Ее вдруг охватила любовь ко всему этому цветению жизни. Кто сказал, что любовь должна подчиняться закону? Как это возможно?
Когда Теокл подал ей руку, ссаживая с лошади, Феодора спрыгнула и задержалась перед воином, глядя ему в глаза. Она улыбнулась, а потом без слов крепко обняла его. Почувствовала, как грек похлопал ее по спине; он не отталкивал ее и ничего не спрашивал.
Когда Феодора отстранилась, воин молча поцеловал ей руку. Она улыбнулась, ощущая, как на глазах выступают слезы.
- Я вас полюбила… вы очень теплые сердцем люди, хотя и жестокие, - сказала московитка.
Теокл неожиданно серьезно сказал, выпрямившись во всю стать и откинув назад длинные белокурые волосы:
- Тот, у кого сердце горит для своих, должен быть жесток к врагам и суров с низшими. Когда все становятся в наших глазах равны, уходит истинная любовь, а народ и государство гибнут.
Феодора взволнованно кивнула. Она направилась к дому – и на полпути остановилась; сердце застучало, дыхание пресеклось.

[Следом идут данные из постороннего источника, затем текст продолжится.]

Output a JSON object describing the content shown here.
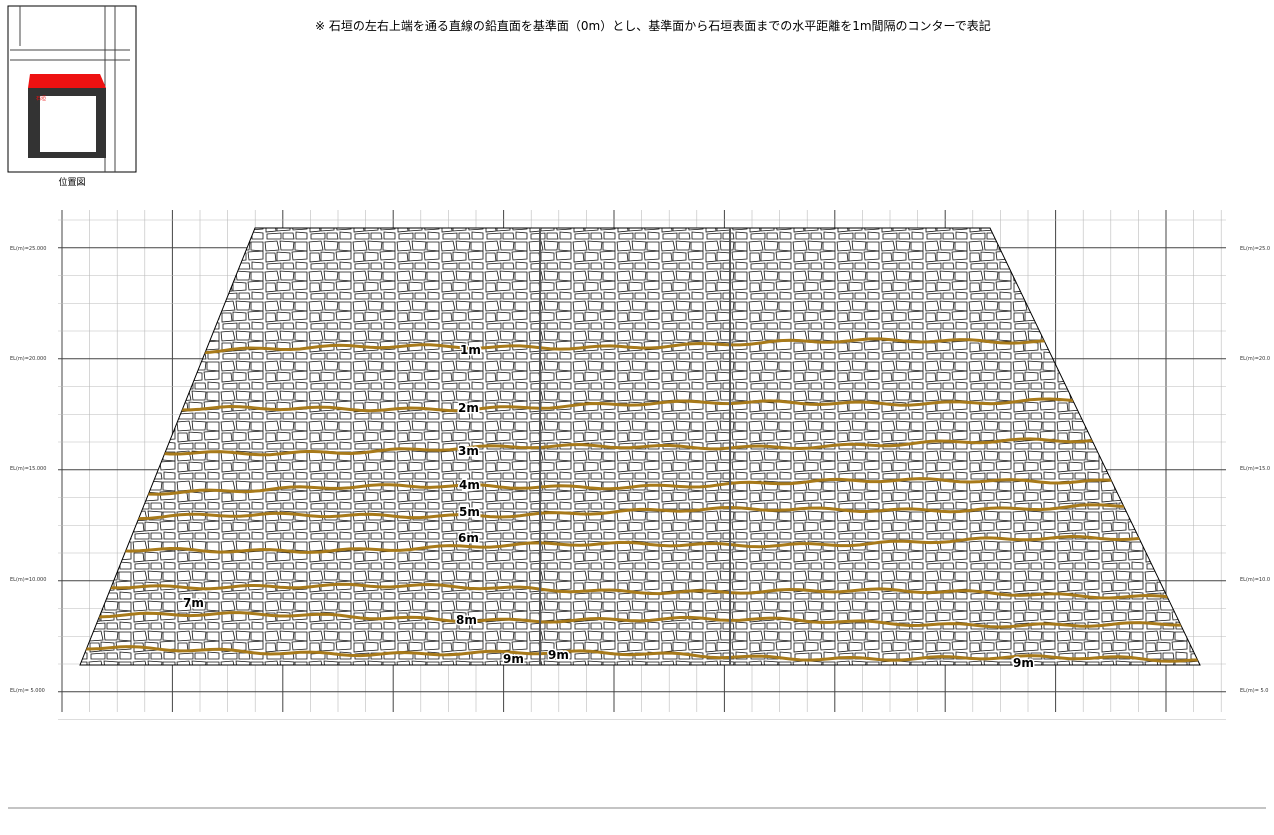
{
  "header": {
    "note": "※ 石垣の左右上端を通る直線の鉛直面を基準面（0m）とし、基準面から石垣表面までの水平距離を1m間隔のコンターで表記"
  },
  "location_map": {
    "caption": "位置図",
    "label": "石垣"
  },
  "elevation_labels_left": [
    "EL(m)=25.000",
    "EL(m)=20.000",
    "EL(m)=15.000",
    "EL(m)=10.000",
    "EL(m)= 5.000"
  ],
  "elevation_labels_right": [
    "EL(m)=25.0",
    "EL(m)=20.0",
    "EL(m)=15.0",
    "EL(m)=10.0",
    "EL(m)= 5.0"
  ],
  "contour_labels": [
    "1m",
    "2m",
    "3m",
    "4m",
    "5m",
    "6m",
    "7m",
    "8m",
    "9m",
    "9m",
    "9m"
  ]
}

Навстречу по дорожке, посыпанной песком и обложенной цветными камнями и раковинами, неуклюже бежал ее сын – Магдалина не поспевала за ним или не смела схватить и остановить: она тоже завидела госпожу.
- Вард! – радостно крикнула Феодора; она нагнулась и расставила руки, и сынишка влетел в ее объятия.
- Мама! – крикнул он и крепко стиснул ее ноги, так что оба едва не повалились в траву. Феодора смеялась. Она подхватила мальчика на руки, радостно ощутив, что довольно сильна, чтобы носить его.
“Успела ли Феофано поносить на руках своих детей? Успела ли увидеть, как они выбегают из дому навстречу ей?”
Феодора с щемящей болью в сердце пригладила темные волосы Варда и подумала, что он хотя и греческой наружности, но совсем не похож на отца.